Mereka melupakan apa yang dikeluhkan wanita Barat sekarang serta akibat buruk yang ditimbulkan oleh pergaulan bebas itu, baik terhadap wanita maupun laki-laki, keluarga, dan masyarakat. Mereka sumbat telinga mereka dari kritikan-kritikan orang yang menentangnya yang datang silih berganti dari seluruh penjuru dunia, termasuk dari Barat sendiri. Mereka tutup telinga mereka dari fatwa para ulama, pengarang, kaum intelektual, dan para muslihin yang mengkhawatirkan kerusakan yang ditimbulkan peradaban Barat, terutama jika semua ikatan dalam pergaulan antara laki-laki dan perempuan benar-benar terlepas.
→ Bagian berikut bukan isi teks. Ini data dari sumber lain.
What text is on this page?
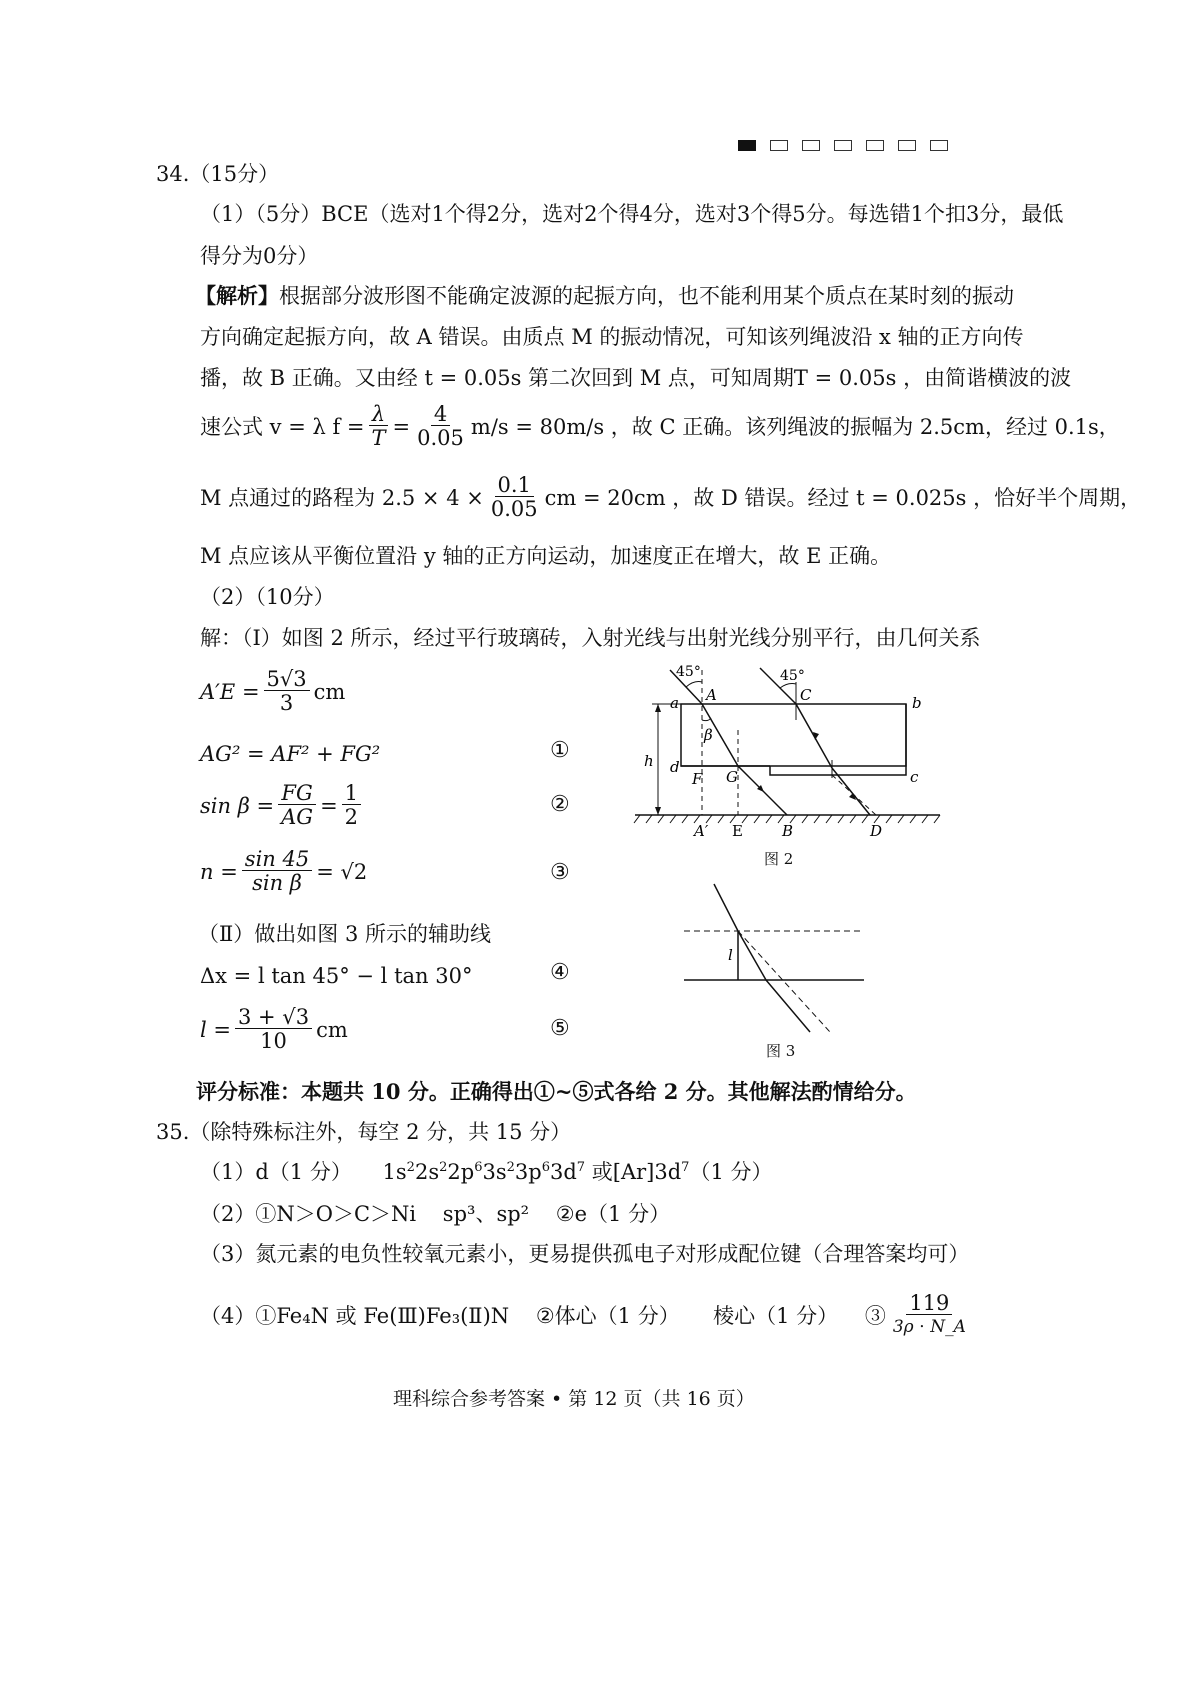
34.（15分）
（1）（5分）BCE（选对1个得2分，选对2个得4分，选对3个得5分。每选错1个扣3分，最低
得分为0分）
【解析】根据部分波形图不能确定波源的起振方向，也不能利用某个质点在某时刻的振动
方向确定起振方向，故 A 错误。由质点 M 的振动情况，可知该列绳波沿 x 轴的正方向传
播，故 B 正确。又由经 t = 0.05s 第二次回到 M 点，可知周期T = 0.05s ，由简谐横波的波
速公式 v = λ $f = \frac{\lambda}{T} = \frac{4}{0.05} m/s = 80m/s$ ，故 C 正确。该列绳波的振幅为 2.5cm，经过 0.1s，
M 点通过的路程为 $2.5 \times 4 \times \frac{0.1}{0.05}$ cm = 20cm ，故 D 错误。经过 t = 0.025s ，恰好半个周期，
M 点应该从平衡位置沿 y 轴的正方向运动，加速度正在增大，故 E 正确。
（2）（10分）
解：（Ⅰ）如图 2 所示，经过平行玻璃砖，入射光线与出射光线分别平行，由几何关系
$A'E = \frac{5√3}{3}$ cm
AG² = AF² + FG²	①
$\sin \beta = \frac{FG}{AG} = \frac{1}{2}$	②
$n = \frac{\sin 45}{\text{sin β}} = √2$	③
（Ⅱ）做出如图 3 所示的辅助线
Δx = l tan 45° − l tan 30°	④
$l = \frac{3 + √3}{10}$ cm	⑤
评分标准：本题共 10 分。正确得出①~⑤式各给 2 分。其他解法酌情给分。
45°	45°
A	C
a	b
d
c
h
β
F G
A′ E	B	D
图 2
l
图 3
35.（除特殊标注外，每空 2 分，共 15 分）
（1）d（1 分） $1s^22s^22p^63s^23p^63d^7$ 或$[Ar]3d^7(1$ 分）
（2）①N＞O＞C＞Ni    sp³、sp²    ②e（1 分）
（3）氮元素的电负性较氧元素小，更易提供孤电子对形成配位键（合理答案均可）
（4）①Fe₄N 或 Fe(Ⅲ)Fe₃(Ⅱ)N    ②体心（1 分）     棱心（1 分）    ③ $\frac{119}{3\rho \cdot N\_A}$
理科综合参考答案 • 第 12 页（共 16 页）
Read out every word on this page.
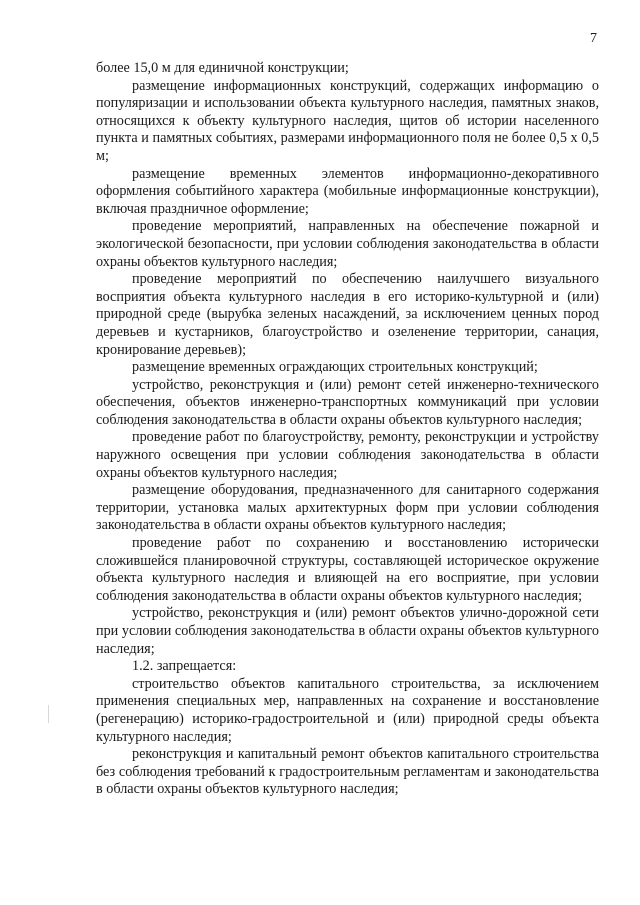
7

более 15,0 м для единичной конструкции;

размещение информационных конструкций, содержащих информацию о популяризации и использовании объекта культурного наследия, памятных знаков, относящихся к объекту культурного наследия, щитов об истории населенного пункта и памятных событиях, размерами информационного поля не более 0,5 х 0,5 м;

размещение временных элементов информационно-декоративного оформления событийного характера (мобильные информационные конструкции), включая праздничное оформление;

проведение мероприятий, направленных на обеспечение пожарной и экологической безопасности, при условии соблюдения законодательства в области охраны объектов культурного наследия;

проведение мероприятий по обеспечению наилучшего визуального восприятия объекта культурного наследия в его историко-культурной и (или) природной среде (вырубка зеленых насаждений, за исключением ценных пород деревьев и кустарников, благоустройство и озеленение территории, санация, кронирование деревьев);

размещение временных ограждающих строительных конструкций;

устройство, реконструкция и (или) ремонт сетей инженерно-технического обеспечения, объектов инженерно-транспортных коммуникаций при условии соблюдения законодательства в области охраны объектов культурного наследия;

проведение работ по благоустройству, ремонту, реконструкции и устройству наружного освещения при условии соблюдения законодательства в области охраны объектов культурного наследия;

размещение оборудования, предназначенного для санитарного содержания территории, установка малых архитектурных форм при условии соблюдения законодательства в области охраны объектов культурного наследия;

проведение работ по сохранению и восстановлению исторически сложившейся планировочной структуры, составляющей историческое окружение объекта культурного наследия и влияющей на его восприятие, при условии соблюдения законодательства в области охраны объектов культурного наследия;

устройство, реконструкция и (или) ремонт объектов улично-дорожной сети при условии соблюдения законодательства в области охраны объектов культурного наследия;

1.2. запрещается:

строительство объектов капитального строительства, за исключением применения специальных мер, направленных на сохранение и восстановление (регенерацию) историко-градостроительной и (или) природной среды объекта культурного наследия;

реконструкция и капитальный ремонт объектов капитального строительства без соблюдения требований к градостроительным регламентам и законодательства в области охраны объектов культурного наследия;
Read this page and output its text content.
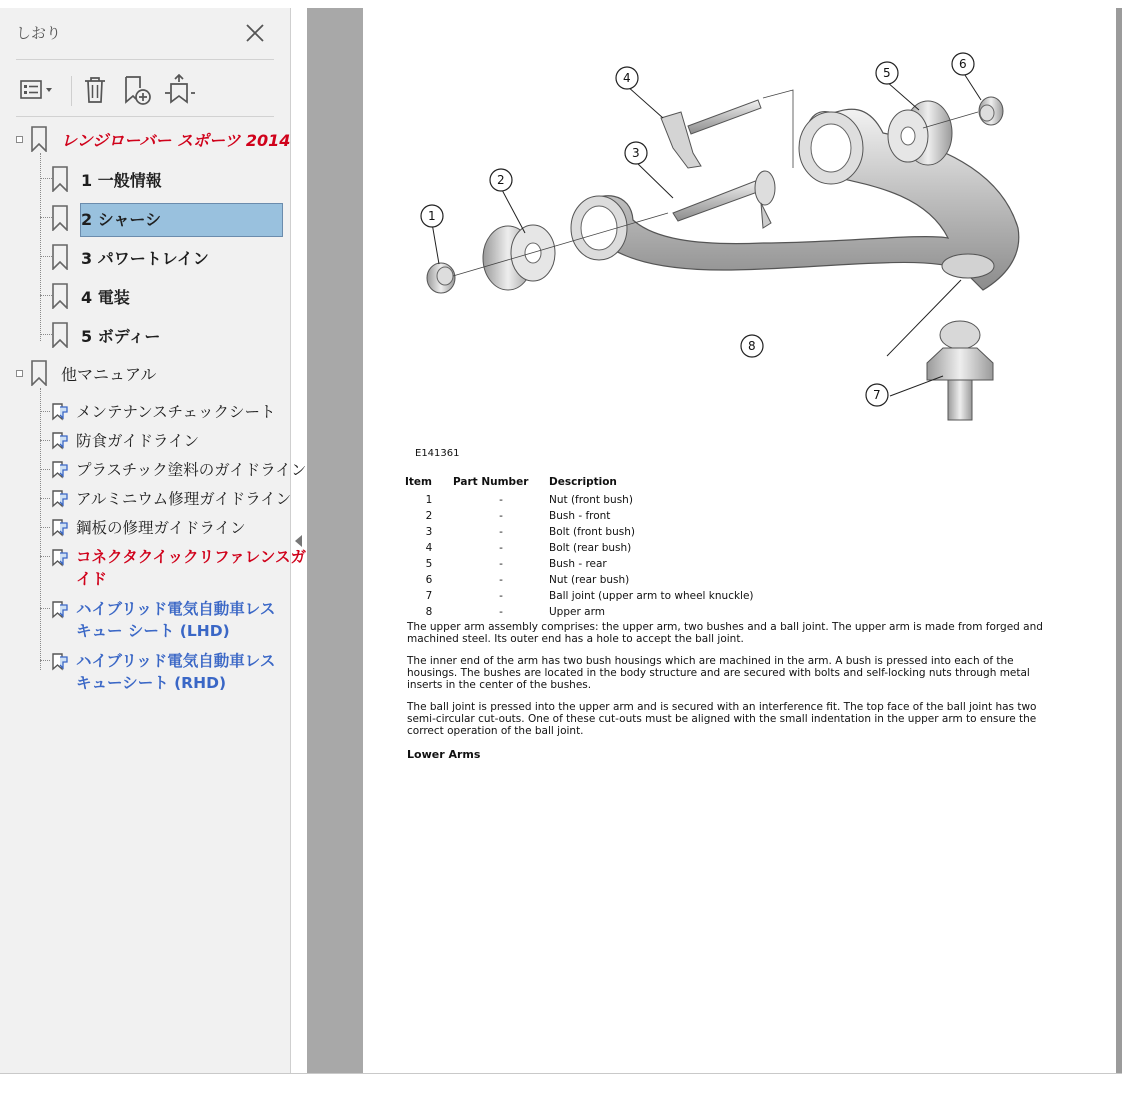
しおり
レンジローバー スポーツ 2014
1 一般情報
2 シャーシ
3 パワートレイン
4 電装
5 ボディー
他マニュアル
メンテナンスチェックシート
防食ガイドライン
プラスチック塗料のガイドライン
アルミニウム修理ガイドライン
鋼板の修理ガイドライン
コネクタクイックリファレンスガ
イド
ハイブリッド電気自動車レス
キュー シート (LHD)
ハイブリッド電気自動車レス
キューシート (RHD)
1
2
3
4	5
6
7
8
E141361
Item	Part Number	Description
1	-	Nut (front bush)
2	-	Bush - front
3	-	Bolt (front bush)
4	-	Bolt (rear bush)
5	-	Bush - rear
6	-	Nut (rear bush)
7	-	Ball joint (upper arm to wheel knuckle)
8	-	Upper arm
The upper arm assembly comprises: the upper arm, two bushes and a ball joint. The upper arm is made from forged and machined steel. Its outer end has a hole to accept the ball joint.
The inner end of the arm has two bush housings which are machined in the arm. A bush is pressed into each of the housings. The bushes are located in the body structure and are secured with bolts and self-locking nuts through metal inserts in the center of the bushes.
The ball joint is pressed into the upper arm and is secured with an interference fit. The top face of the ball joint has two semi-circular cut-outs. One of these cut-outs must be aligned with the small indentation in the upper arm to ensure the correct operation of the ball joint.
Lower Arms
Mereka lupa bahwa tiap-tiap umat memiliki kepribadian sendiri yang dibentuk oleh aqidah dan pandangannya terhadap alam semesta, kehidupan, Tuhan, nilai-nilai agama, warisan budaya, dan tradisi. Tidak boleh suatu masyarakat melampaui tatanan suatu masyarakat lain.
Kedua, golongan yang mengharuskan kaum wanita mengikuti tradisi dan kebudayaan lain, yaitu tradisi Timur, bukan tradisi Barat. Walaupun dalam banyak hal mereka telah dicelup oleh pengetahuan agama, tradisi mereka tampak lebih kokoh dari pada agamanya. Termasuk dalam hal wanita, mereka memandang rendah dan sering berburuk sangka kepada wanita.
Bagaimanapun, pandangan-pandangan di atas bertentangan dengan pemikiran-pemikiran lain yang mengacu pada Al-Qur’anul Karim dan petunjuk Nabi SAW serta sikap dan pandangan para sahabat yang merupakan generasi muslim terbaik. Ingin saya katakan di sini bahwa istilah ikhtilath (percampuran) dalam lapangan pergaulan antara laki-laki dengan perempuan merupakan istilah asing yang dimasukkan dalam “Kamus Islam.” Istilah ini tidak dikenal dalam peradaban kita selama berabad-abad yang silam, dan baru dikenal pada zaman sekarang ini saja. Tampaknya ini merupakan terjemahan dari kata asing yang punya konotasi tidak menyenangkan terhadap perasaan umat Islam. Barangkali lebih baik bila digunakan istilah liqa’ (perjumpaan), muqabalah (pertemuan), atau musyarakrah (persekutuan) laki-laki dengan perempuan.
Tetapi bagaimanapun juga, Islam tidak menetapkan hukum secara umum mengenai masalah ini. Islam justru memperhatikannya dengan melihat tujuan atau kemaslahatan yang hendak diwujudkannya, atau bahaya yang dikhawatirkannya, gambarannya, dan syarat-syarat yang harus dipenuhinya, atau lainnya. Sebaik-baik petunjuk dalam masalah ini ialah petunjuk Nabi Muhammad SAW, petunjuk khalifah-khalifahnya yang lurus, dan sahabat-sahabatnya yang terpimpin. Orang yang mau memperhatikan petunjuk ini, niscaya ia akan tahu bahwa kaum wanita tidak pernah dipenjara atau diisolasi seperti yang terjadi pada zaman kemunduran umat Islam.
D.    Dampak Etika Pergaulan Diabaikan
Kita tentu tahu bahwa pergaulan bebas itu adalah salah satu bentuk perilaku menyimpang, yang mana “bebas” yang dimaksud adalah melewati batas-batas norma ketimuran yang ada. Masalah pergaulan bebas ini sering kita dengar baik di lingkungan maupun dari media massa. Remaja adalah individu labil yang emosinya rentan tidak terkontrol oleh pengendalian diri yang benar. Masalah keluarga, kekecewaan, pengetahuan yang minim, dan ajakan teman-teman yang bergaul bebas membuat makin berkurangnya potensi generasi muda Indonesia dalam kemajuan bangsa.
Masa remaja adalah masa yang paling berseri. Di masa remaja itu juga proses pencarian jati diri. Dan disanalah para remaja banyak yang terjebak dalam pergaulan bebas.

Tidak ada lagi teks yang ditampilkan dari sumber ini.